Hier lässt sich die Feuerwehr bewusst Zeit und das hat einen guten Grund - die Angehörigen sollen nicht über eine Homepage vom Tod eines nahen Verwandten erfahren, sondern durch professionelle Kräfte wie die Polizei oder Seelsorger auf diese schlimme Nachricht vorbereitet werden. So können die Menschen gestützt werden und erhalten die nötige Hilfe, die sie in diesem Moment brauchen. „Jeder stelle sich nur mal für sich selbst vor, wie das wäre: Ich liege gerade gemütlich. Oder ich stehe gerade zwischen den Einkaufsregalen oder sitze gerade im Auto, um die Kinder abzuholen..., und dann macht sich das Smartphone bemerkbar. Und ich sehe auf dem Display ein Auto, das ich kenne: Mein Partner, mein Kind, mein...! Wie vom Blitz werde ich getroffen. Keiner hat mich vorbereitet, keiner steht mir zu Seite. Ich stehe ganz allein da und bin mir selbst überlassen. Warum? Weil es einer nicht abwarten konnte und mal eben etwas in das soziale Netzwerk gestellt hat, ohne sich Gedanken zu machen, was er damit auslösen kann.“ so Andreas Hellmich, der leitende Notfallseelsorger im Kirchenkreis Bremervörde-Zeven und Sprengelbeauftragte der Hannoverschen Landeskirche. „Notfallseelsorger/innen können zwar nicht das Leid nehmen, aber sie können Beistand leisten im ersten Schock. Sie schenken Zeit, bringen Kenntnis und Verständnis mit und können dabei helfen, Hilfreiches anzubahnen. Möglichkeiten, die Menschen genommen werden, wenn vorzeitig und unkontrolliert Nachrichten beispielsweise über soziale Netzwerke und sensationsaffine Medien verbreitet werden. „Einmal abgesehen davon, dass mitunter maßlose Übertreibungen Betroffenheit wecken. Zum Beispiel bei dem Explosionsunglück in Ritterhude wurde über soziale Netzwerke verbreitet, dass es 30 - 40 Tote gegeben habe. Erschütternd, aber schlichtweg eine Falschmeldung. Die Verantwortung dafür übernimmt keiner.“ ergänzt Hellmich.

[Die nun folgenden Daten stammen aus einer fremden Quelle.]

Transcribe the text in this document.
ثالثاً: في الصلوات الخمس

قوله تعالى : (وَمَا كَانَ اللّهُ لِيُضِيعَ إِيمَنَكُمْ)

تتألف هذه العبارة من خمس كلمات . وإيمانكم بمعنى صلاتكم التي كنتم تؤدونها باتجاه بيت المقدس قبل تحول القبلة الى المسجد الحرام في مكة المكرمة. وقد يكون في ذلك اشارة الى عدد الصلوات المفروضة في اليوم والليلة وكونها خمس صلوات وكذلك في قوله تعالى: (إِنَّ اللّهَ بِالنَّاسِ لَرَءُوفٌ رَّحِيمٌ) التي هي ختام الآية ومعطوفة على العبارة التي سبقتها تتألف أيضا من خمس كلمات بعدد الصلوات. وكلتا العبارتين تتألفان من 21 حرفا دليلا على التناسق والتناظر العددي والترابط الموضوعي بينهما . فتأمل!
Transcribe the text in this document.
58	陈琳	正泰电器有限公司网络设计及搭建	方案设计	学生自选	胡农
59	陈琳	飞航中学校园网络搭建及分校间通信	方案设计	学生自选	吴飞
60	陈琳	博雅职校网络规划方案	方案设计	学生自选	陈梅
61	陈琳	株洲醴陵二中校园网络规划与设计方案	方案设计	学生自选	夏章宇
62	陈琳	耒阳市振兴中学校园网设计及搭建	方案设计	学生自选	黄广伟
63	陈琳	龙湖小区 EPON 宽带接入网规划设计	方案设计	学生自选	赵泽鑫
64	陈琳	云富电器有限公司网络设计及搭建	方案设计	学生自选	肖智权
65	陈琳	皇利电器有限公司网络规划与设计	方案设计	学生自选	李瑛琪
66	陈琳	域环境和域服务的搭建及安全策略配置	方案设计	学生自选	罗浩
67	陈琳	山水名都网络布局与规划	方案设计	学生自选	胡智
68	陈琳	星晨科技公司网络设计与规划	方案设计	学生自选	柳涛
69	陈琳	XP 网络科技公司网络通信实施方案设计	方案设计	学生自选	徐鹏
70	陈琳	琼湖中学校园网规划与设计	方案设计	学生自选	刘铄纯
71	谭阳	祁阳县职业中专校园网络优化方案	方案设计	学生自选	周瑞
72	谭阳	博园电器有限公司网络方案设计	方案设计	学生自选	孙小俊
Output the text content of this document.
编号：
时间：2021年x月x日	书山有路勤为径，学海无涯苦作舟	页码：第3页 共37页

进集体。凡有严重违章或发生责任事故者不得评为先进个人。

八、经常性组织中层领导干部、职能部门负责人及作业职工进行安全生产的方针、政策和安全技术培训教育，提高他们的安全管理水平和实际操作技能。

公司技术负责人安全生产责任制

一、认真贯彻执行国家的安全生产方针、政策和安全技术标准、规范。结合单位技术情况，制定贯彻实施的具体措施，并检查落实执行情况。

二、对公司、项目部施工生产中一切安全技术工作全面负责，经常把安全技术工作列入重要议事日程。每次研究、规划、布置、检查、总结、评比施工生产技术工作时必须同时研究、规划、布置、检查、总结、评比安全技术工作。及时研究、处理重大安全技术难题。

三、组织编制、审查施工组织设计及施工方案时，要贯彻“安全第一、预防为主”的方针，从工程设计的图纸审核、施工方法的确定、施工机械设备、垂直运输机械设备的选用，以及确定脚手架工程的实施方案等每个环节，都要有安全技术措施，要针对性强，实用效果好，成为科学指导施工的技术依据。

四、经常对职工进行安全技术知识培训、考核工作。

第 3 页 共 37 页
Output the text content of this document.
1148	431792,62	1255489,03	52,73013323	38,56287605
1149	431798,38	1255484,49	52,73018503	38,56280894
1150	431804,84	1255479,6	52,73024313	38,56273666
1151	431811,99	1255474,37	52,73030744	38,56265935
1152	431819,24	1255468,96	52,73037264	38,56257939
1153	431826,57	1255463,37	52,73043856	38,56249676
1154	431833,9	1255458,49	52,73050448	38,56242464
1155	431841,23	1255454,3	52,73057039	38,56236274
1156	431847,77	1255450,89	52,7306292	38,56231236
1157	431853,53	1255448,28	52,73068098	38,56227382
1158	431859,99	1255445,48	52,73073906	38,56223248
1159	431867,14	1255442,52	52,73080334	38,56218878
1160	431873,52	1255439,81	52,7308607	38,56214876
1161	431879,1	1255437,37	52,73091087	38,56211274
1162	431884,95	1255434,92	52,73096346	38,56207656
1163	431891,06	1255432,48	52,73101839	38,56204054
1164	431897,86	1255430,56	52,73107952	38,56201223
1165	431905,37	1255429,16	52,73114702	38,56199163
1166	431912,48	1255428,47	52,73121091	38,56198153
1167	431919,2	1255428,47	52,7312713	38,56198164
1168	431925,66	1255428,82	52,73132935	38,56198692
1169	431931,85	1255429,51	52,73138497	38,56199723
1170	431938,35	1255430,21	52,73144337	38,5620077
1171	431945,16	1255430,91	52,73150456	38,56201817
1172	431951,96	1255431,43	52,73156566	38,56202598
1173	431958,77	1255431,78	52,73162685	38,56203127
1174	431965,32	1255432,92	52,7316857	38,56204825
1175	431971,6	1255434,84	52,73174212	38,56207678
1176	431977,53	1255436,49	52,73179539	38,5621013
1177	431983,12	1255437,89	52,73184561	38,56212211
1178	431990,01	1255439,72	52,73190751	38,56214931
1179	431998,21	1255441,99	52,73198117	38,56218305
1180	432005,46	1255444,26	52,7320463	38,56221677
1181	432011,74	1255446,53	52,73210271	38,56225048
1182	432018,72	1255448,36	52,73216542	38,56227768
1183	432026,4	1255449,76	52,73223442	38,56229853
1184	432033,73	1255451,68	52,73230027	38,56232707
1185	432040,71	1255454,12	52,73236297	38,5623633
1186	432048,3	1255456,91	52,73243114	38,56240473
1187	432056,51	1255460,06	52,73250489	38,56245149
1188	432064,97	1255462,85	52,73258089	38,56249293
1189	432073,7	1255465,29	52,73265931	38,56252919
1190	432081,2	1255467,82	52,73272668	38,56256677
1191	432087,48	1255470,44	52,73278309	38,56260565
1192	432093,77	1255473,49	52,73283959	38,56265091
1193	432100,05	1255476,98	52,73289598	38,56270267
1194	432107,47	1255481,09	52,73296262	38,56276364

Problematisch sind an diesem Punkt die heutigen technischen Möglichkeiten. Schaulustige können noch vor Eintreffen der Rettungskräfte oder während der Rettungsarbeiten Bilder erstellen und sie direkt vom Ort des Geschehens in soziale Netzwerke stellen oder anderweitig verteilen. Eine neue Form des „Gaffens“ ist entstanden. Einmal ins Internet gestellt, sind diese Bilder und Informationen nicht mehr zu kontrollieren. Je schlimmer ein Ereignis ist, desto schneller verbreitet es sich im Netz und kann so mitunter auch Angehörige erreichen. „Gedankenlosigkeit, die Menschen weiteres Leid zufügt. Als ob der Unfall nicht schon schlimm genug wäre“, fügt Hellmich hinzu.
Die Feuerwehr appelliert daher, das Handy an den Einsatzstellen lediglich für den Notruf zu nutzen und keine Bilder und Informationen ins Internet zu stellen. Der Bericht wird dann von den Profis veröffentlich - so schnell wie möglich, so langsam wie nötig.